Behind the Preludes | Part II
More Music Q&A with Jim Klein & Ian Jamison
“…I express life experiences through painting abstract art. It’s spontaneous, but there’s a deep consciousness that connects with people. The music is similar in those connections.”
~ Jim Klein
Jim Klein partnered with Ian Jamison to compose virtuosic, original compositions for piano titled Six Preludes for Piano. Each prelude, from one to six, has its own distinct character and story.
How does this collaboration work? What is the creative process between two individual voices?
Jim Klein and Ian Jamison explain their unique partnership in the second part of a series exploring what led to the creation of Six Preludes for Piano.
How does the collaborative process work when composing music together?
Ian: A large part of the act of creating is the subject. The subject doesn’t come from a place of technique; it seems most impactful when coming from a place of personal significance.
Collaboration is a different experience for everyone, and it differs even for us as we evolve. In many cases, Jim and I get together and just begin to discuss everything. We get philosophical, talk about life experiences and more.

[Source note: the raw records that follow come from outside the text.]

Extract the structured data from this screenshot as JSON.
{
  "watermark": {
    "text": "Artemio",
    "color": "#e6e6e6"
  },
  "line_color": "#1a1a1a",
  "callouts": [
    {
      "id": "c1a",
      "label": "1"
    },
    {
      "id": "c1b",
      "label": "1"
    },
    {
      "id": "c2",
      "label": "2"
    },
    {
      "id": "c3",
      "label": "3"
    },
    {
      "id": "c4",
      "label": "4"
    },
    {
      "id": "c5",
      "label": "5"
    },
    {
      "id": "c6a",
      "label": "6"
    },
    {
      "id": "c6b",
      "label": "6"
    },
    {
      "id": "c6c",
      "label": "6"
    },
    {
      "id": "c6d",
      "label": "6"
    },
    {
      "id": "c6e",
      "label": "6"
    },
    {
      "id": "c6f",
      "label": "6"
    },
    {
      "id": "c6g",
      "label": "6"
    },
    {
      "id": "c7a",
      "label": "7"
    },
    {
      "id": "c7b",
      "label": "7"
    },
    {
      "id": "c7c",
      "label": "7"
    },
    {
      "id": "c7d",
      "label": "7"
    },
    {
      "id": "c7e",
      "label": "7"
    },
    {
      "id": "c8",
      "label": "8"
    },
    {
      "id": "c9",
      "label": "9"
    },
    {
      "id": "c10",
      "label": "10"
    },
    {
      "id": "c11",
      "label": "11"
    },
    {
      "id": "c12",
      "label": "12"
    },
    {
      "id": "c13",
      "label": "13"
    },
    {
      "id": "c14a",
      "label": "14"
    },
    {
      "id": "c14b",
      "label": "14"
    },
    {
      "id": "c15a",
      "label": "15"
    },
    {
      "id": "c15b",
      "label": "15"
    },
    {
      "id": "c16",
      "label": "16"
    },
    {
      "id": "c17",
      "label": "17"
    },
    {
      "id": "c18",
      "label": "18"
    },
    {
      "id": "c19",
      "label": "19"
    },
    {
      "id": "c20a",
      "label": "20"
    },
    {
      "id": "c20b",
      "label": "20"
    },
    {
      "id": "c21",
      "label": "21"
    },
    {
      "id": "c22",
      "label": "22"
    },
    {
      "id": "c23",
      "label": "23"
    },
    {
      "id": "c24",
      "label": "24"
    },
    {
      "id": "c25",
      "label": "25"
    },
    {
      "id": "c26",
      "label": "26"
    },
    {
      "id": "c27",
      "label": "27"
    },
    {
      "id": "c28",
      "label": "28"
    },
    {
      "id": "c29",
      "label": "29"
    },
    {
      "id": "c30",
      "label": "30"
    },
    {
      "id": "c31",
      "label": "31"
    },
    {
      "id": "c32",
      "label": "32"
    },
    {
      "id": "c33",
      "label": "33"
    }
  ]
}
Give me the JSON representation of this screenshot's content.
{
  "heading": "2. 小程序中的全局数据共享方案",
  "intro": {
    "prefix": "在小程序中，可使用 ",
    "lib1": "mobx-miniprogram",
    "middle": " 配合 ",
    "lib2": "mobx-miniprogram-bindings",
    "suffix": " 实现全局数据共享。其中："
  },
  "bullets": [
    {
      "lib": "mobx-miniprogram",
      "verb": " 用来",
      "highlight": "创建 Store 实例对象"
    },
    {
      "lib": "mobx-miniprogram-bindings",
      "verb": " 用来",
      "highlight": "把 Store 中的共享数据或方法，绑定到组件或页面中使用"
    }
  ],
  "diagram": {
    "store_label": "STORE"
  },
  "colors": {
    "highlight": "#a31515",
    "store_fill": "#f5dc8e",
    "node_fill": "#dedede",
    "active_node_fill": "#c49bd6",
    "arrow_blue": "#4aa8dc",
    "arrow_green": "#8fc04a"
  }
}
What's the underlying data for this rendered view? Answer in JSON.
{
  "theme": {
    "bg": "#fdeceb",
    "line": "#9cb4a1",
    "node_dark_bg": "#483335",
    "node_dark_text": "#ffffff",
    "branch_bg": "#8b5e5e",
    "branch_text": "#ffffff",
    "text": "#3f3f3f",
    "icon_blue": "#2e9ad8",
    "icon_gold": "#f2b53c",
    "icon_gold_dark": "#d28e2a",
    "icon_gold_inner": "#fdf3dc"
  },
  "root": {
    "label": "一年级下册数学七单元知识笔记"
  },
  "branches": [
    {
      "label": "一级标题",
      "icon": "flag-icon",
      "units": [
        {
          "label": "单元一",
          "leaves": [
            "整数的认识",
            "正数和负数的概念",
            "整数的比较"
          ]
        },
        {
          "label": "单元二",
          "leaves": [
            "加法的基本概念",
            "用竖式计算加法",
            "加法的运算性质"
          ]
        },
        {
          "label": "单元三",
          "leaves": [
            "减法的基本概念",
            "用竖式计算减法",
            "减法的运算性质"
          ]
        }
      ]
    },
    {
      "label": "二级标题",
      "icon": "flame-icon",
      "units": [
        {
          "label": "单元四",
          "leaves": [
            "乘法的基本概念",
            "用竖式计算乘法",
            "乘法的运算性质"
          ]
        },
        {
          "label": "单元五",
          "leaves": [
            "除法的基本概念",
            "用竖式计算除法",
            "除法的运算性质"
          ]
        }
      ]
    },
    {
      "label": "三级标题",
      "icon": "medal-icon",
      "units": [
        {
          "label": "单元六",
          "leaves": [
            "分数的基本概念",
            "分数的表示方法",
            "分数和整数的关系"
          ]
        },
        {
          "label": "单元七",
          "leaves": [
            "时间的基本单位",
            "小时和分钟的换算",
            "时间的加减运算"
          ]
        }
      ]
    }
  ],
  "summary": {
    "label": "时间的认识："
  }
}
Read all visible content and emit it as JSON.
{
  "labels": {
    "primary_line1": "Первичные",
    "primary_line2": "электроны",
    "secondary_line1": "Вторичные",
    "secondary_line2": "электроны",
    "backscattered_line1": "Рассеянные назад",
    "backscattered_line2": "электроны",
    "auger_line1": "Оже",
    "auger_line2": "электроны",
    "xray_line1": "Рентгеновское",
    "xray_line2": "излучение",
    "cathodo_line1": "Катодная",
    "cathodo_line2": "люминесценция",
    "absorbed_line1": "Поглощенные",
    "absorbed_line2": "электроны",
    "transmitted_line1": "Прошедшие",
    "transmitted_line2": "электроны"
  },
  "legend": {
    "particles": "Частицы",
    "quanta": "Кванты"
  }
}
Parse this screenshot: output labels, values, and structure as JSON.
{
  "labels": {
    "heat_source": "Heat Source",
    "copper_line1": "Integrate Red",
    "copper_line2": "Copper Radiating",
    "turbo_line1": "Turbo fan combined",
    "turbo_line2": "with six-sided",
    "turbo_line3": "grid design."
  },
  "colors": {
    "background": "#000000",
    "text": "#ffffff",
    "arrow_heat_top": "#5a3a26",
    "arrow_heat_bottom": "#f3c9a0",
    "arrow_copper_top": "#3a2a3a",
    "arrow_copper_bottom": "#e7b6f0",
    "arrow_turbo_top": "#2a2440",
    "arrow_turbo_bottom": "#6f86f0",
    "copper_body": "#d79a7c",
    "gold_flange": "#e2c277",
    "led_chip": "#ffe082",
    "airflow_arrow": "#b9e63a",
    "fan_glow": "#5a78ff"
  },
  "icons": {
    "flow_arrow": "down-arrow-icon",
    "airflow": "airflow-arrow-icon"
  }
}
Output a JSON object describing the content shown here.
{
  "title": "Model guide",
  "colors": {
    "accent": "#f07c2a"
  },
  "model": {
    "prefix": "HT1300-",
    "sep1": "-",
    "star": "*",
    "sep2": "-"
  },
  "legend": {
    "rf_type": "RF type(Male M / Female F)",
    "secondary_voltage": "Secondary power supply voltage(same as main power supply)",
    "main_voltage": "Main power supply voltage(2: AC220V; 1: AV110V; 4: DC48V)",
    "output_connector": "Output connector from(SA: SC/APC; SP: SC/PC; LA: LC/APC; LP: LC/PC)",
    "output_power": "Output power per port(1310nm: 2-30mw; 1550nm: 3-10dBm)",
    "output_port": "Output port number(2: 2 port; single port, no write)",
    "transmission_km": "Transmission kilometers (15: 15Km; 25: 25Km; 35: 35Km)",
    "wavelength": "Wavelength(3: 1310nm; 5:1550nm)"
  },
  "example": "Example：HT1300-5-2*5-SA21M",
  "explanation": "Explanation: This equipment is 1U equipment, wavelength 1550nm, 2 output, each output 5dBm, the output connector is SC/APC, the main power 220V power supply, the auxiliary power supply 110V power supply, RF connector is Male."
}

Jim then catches onto a subject that’s very singable, catchy, impactful on some level.
From there, we may begin to develop the subject, or I may take it home and flesh it out.
Jim: Sometimes I will ad lib a melody, Ian records it and will then work from that sample.
Ian: From there MORE… I step in and structure the melodic material into a thoughtful framework. If you jump in with a main melody, you may have passed an opportunity to craft anticipation, a plot twist, a climax, a satisfying conclusion, etc. Composing can be just as much about showcasing and developing a melody as it is about creating it. Every composer is both a tunesmith and an arranger on some level.
Jim: All in all, ours is a symbiotic relationship. It’s been a very unique experience. It’s very similar to how I express life experiences through painting abstract art. It’s spontaneous, but there’s a deep consciousness that connects with people. The music is similar in those connections.
Ian: A big part of the process isn’t even about the music. Jim and I will sit around and play on the keyboard, but for the most part we’re talking about the meaning of life, aesthetics, what art is all about. By Prelude #3 our “hangout” became a true collaborative partnership. On our seventh composition, we just hung out and talked for about five hours, then the last 15 minutes we came up with a bunch of new melodic material on the fly. This wasn’t planned, but the discussion and conversation are the grounds from which the melodies and artistic direction sprout.
Will we get any specific stories behind the music?
Jim: Inside these music pieces there are some real stories and life experiences. I don’t want to be specific or explain what every story is in music form; I like to keep it open for the listener to interpret for themselves.